Два экрана - матовые, стекловидные, прямоугольные, внешне два
телевизора. Но чтобы видеть по-человечески, работать они должны были как
глаз, не как телевизор. Там читающий луч скользит от рамки до рамки,
прочерчивая строки подряд, беспристрастно и равнодушно, как бы штрихует
поле зрения, ничего не выделяя. Человеческий же глаз - Ия узнала об этом
только от Алеши - как бы рисует сам, несколько раз обводит силуэт,
повторно прочерчивает самые темные и самые светлые пятна, изучает все, что
выделяется из фона, по одноцветному и гладкому скользит бегло. Обводя лицо
прохожего, мы сличаем контуры его с мозговыми записями памяти: "Что-то
очень знакомое. Где мы видели такие черты? Ах, да это же знаменитый
артист! Вчера видели в кино".
Следовательно, машине, в отличие от обыкновенного телевизора, надо было
еще придать программу и механизмы прорисовки контуров, да еще память с
каталогом образов, да еще увязать эти образы со словами, да еще добавить
магнитную ленту с записями слов и микрофон для их произнесения.
И как же ликовала группа Ходорова, когда все эти устройства сработали
одновременно и, глядя на карточку с жирно начерченным квадратом, машина
выговорила: "Квадрат!"
Первое правильное слово!
Младенец сказал бы "мама"!
Затем последовали круг, крест, точка, линия, треугольник. После
геометрических фигур - столы, шкафы, книги, лампы и великое множество
картинок с домиками, деревьями, людьми, животными, птицами.

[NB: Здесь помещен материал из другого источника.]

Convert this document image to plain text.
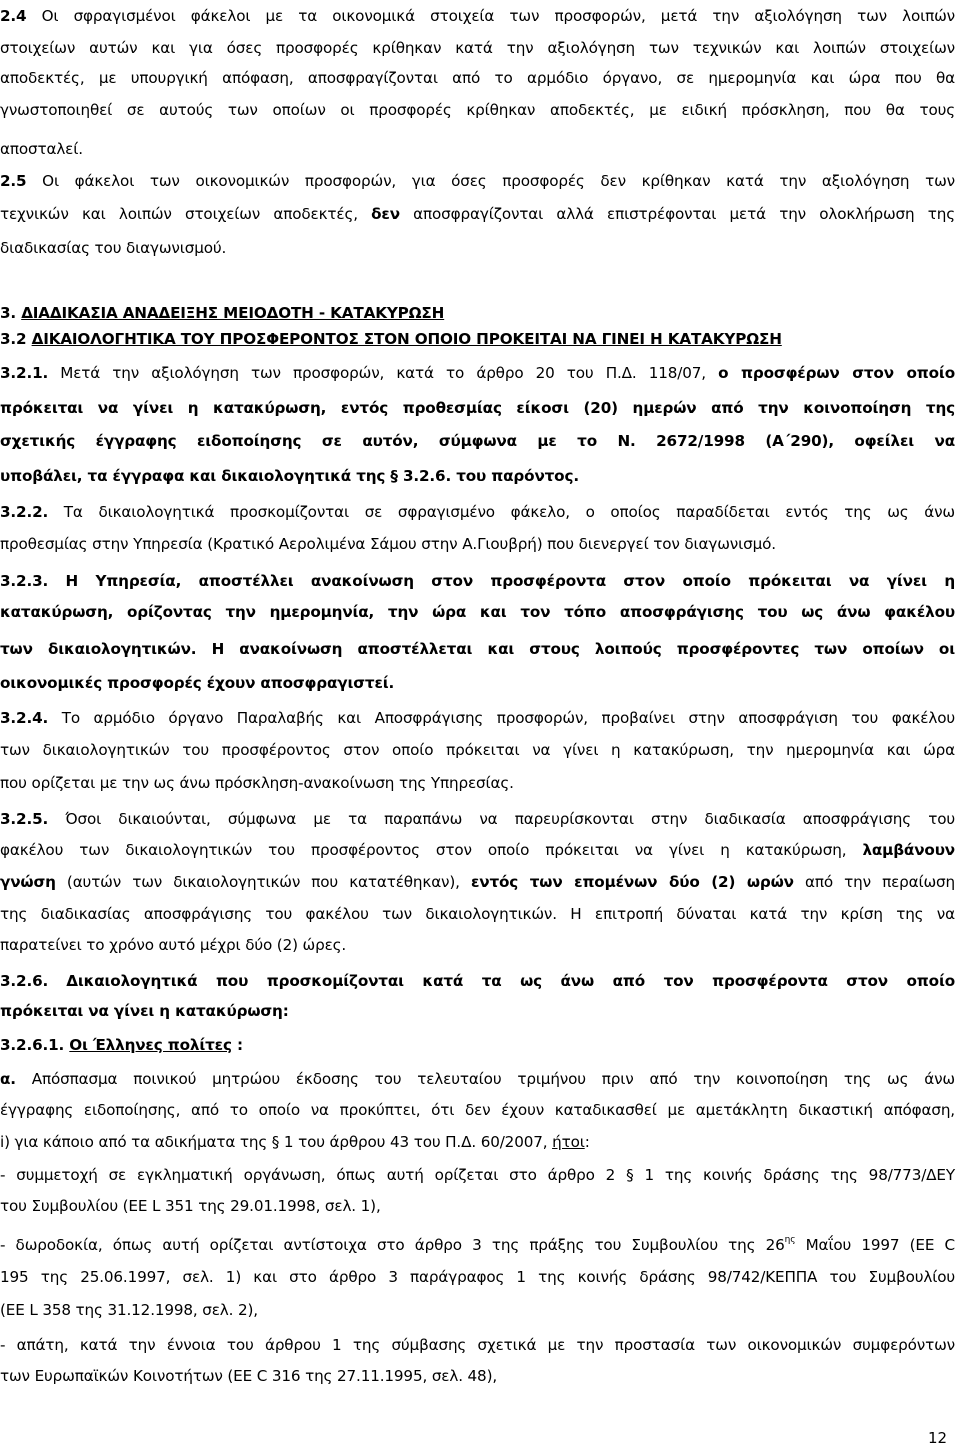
2.4 Οι σφραγισμένοι φάκελοι με τα οικονομικά στοιχεία των προσφορών, μετά την αξιολόγηση των λοιπών
στοιχείων αυτών και για όσες προσφορές κρίθηκαν κατά την αξιολόγηση των τεχνικών και λοιπών στοιχείων
αποδεκτές, με υπουργική απόφαση, αποσφραγίζονται από το αρμόδιο όργανο, σε ημερομηνία και ώρα που θα
γνωστοποιηθεί σε αυτούς των οποίων οι προσφορές κρίθηκαν αποδεκτές, με ειδική πρόσκληση, που θα τους
αποσταλεί.
2.5 Οι φάκελοι των οικονομικών προσφορών, για όσες προσφορές δεν κρίθηκαν κατά την αξιολόγηση των
τεχνικών και λοιπών στοιχείων αποδεκτές, δεν αποσφραγίζονται αλλά επιστρέφονται μετά την ολοκλήρωση της
διαδικασίας του διαγωνισμού.
3. ΔΙΑΔΙΚΑΣΙΑ ΑΝΑΔΕΙΞΗΣ ΜΕΙΟΔΟΤΗ - ΚΑΤΑΚΥΡΩΣΗ
3.2 ΔΙΚΑΙΟΛΟΓΗΤΙΚΑ ΤΟΥ ΠΡΟΣΦΕΡΟΝΤΟΣ ΣΤΟΝ ΟΠΟΙΟ ΠΡΟΚΕΙΤΑΙ ΝΑ ΓΙΝΕΙ Η ΚΑΤΑΚΥΡΩΣΗ
3.2.1. Μετά την αξιολόγηση των προσφορών, κατά το άρθρο 20 του Π.Δ. 118/07, ο προσφέρων στον οποίο
πρόκειται να γίνει η κατακύρωση, εντός προθεσμίας είκοσι (20) ημερών από την κοινοποίηση της
σχετικής έγγραφης ειδοποίησης σε αυτόν, σύμφωνα με το Ν. 2672/1998 (Α΄290), οφείλει να
υποβάλει, τα έγγραφα και δικαιολογητικά της § 3.2.6. του παρόντος.
3.2.2. Τα δικαιολογητικά προσκομίζονται σε σφραγισμένο φάκελο, ο οποίος παραδίδεται εντός της ως άνω
προθεσμίας στην Υπηρεσία (Κρατικό Αερολιμένα Σάμου στην Α.Γιουβρή) που διενεργεί τον διαγωνισμό.
3.2.3. Η Υπηρεσία, αποστέλλει ανακοίνωση στον προσφέροντα στον οποίο πρόκειται να γίνει η
κατακύρωση, ορίζοντας την ημερομηνία, την ώρα και τον τόπο αποσφράγισης του ως άνω φακέλου
των δικαιολογητικών. Η ανακοίνωση αποστέλλεται και στους λοιπούς προσφέροντες των οποίων οι
οικονομικές προσφορές έχουν αποσφραγιστεί.
3.2.4. Το αρμόδιο όργανο Παραλαβής και Αποσφράγισης προσφορών, προβαίνει στην αποσφράγιση του φακέλου
των δικαιολογητικών του προσφέροντος στον οποίο πρόκειται να γίνει η κατακύρωση, την ημερομηνία και ώρα
που ορίζεται με την ως άνω πρόσκληση-ανακοίνωση της Υπηρεσίας.
3.2.5. Όσοι δικαιούνται, σύμφωνα με τα παραπάνω να παρευρίσκονται στην διαδικασία αποσφράγισης του
φακέλου των δικαιολογητικών του προσφέροντος στον οποίο πρόκειται να γίνει η κατακύρωση, λαμβάνουν
γνώση (αυτών των δικαιολογητικών που κατατέθηκαν), εντός των επομένων δύο (2) ωρών από την περαίωση
της διαδικασίας αποσφράγισης του φακέλου των δικαιολογητικών. Η επιτροπή δύναται κατά την κρίση της να
παρατείνει το χρόνο αυτό μέχρι δύο (2) ώρες.
3.2.6. Δικαιολογητικά που προσκομίζονται κατά τα ως άνω από τον προσφέροντα στον οποίο
πρόκειται να γίνει η κατακύρωση:
3.2.6.1. Οι Έλληνες πολίτες :
α. Απόσπασμα ποινικού μητρώου έκδοσης του τελευταίου τριμήνου πριν από την κοινοποίηση της ως άνω
έγγραφης ειδοποίησης, από το οποίο να προκύπτει, ότι δεν έχουν καταδικασθεί με αμετάκλητη δικαστική απόφαση,
i) για κάποιο από τα αδικήματα της § 1 του άρθρου 43 του Π.Δ. 60/2007, ήτοι:
- συμμετοχή σε εγκληματική οργάνωση, όπως αυτή ορίζεται στο άρθρο 2 § 1 της κοινής δράσης της 98/773/ΔΕΥ
του Συμβουλίου (ΕΕ L 351 της 29.01.1998, σελ. 1),
- δωροδοκία, όπως αυτή ορίζεται αντίστοιχα στο άρθρο 3 της πράξης του Συμβουλίου της $26^{\eta\varsigma}$ Μαΐου 1997 (ΕΕ C
195 της 25.06.1997, σελ. 1) και στο άρθρο 3 παράγραφος 1 της κοινής δράσης 98/742/ΚΕΠΠΑ του Συμβουλίου
(ΕΕ L 358 της 31.12.1998, σελ. 2),
- απάτη, κατά την έννοια του άρθρου 1 της σύμβασης σχετικά με την προστασία των οικονομικών συμφερόντων
των Ευρωπαϊκών Κοινοτήτων (ΕΕ C 316 της 27.11.1995, σελ. 48),
12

Машина
запоминала их с одного раза, опознавала картинки безупречно, в любом
порядке, от начала к концу, от конца к началу. Ни один человек не сумел бы
запомнить столько предметов зараз. В первые дни долговременная память
наполнялась молниеносно. Темп ограничивала не машина, а люди - помощницы
Алексея: не успевали подбирать и показывать новые карточки, не успевали
произносить названия предметов, проверять, заносить в каталог выученные
слова.
Хуже пошло на следующей неделе (уже после четвертого вторника), когда
машина от картинок перешла к узнаванию подлинных вещей. Тут она делала
немало ошибок. Но и об ошибках Алеша рассказывал с восторгом, считая их
"очень поучительными".
Познакомившись с миром по рисункам, машина путалась с размерами
настоящих предметов. Лопухи назвала бананами, огородную грядку - хребтом,
мусорную кучу - горой, телеграфный столб - стеблем. А когда ей показали
луну на небе, безапелляционно объявила, что это ломтик сыра. Впрочем,
гоголевский сумасшедший тоже утверждал, что "луну делают в Гамбурге из
сыра, и прескверно делают притом".
Машина худо разбиралась и там, где требовалось по детали узнать целое.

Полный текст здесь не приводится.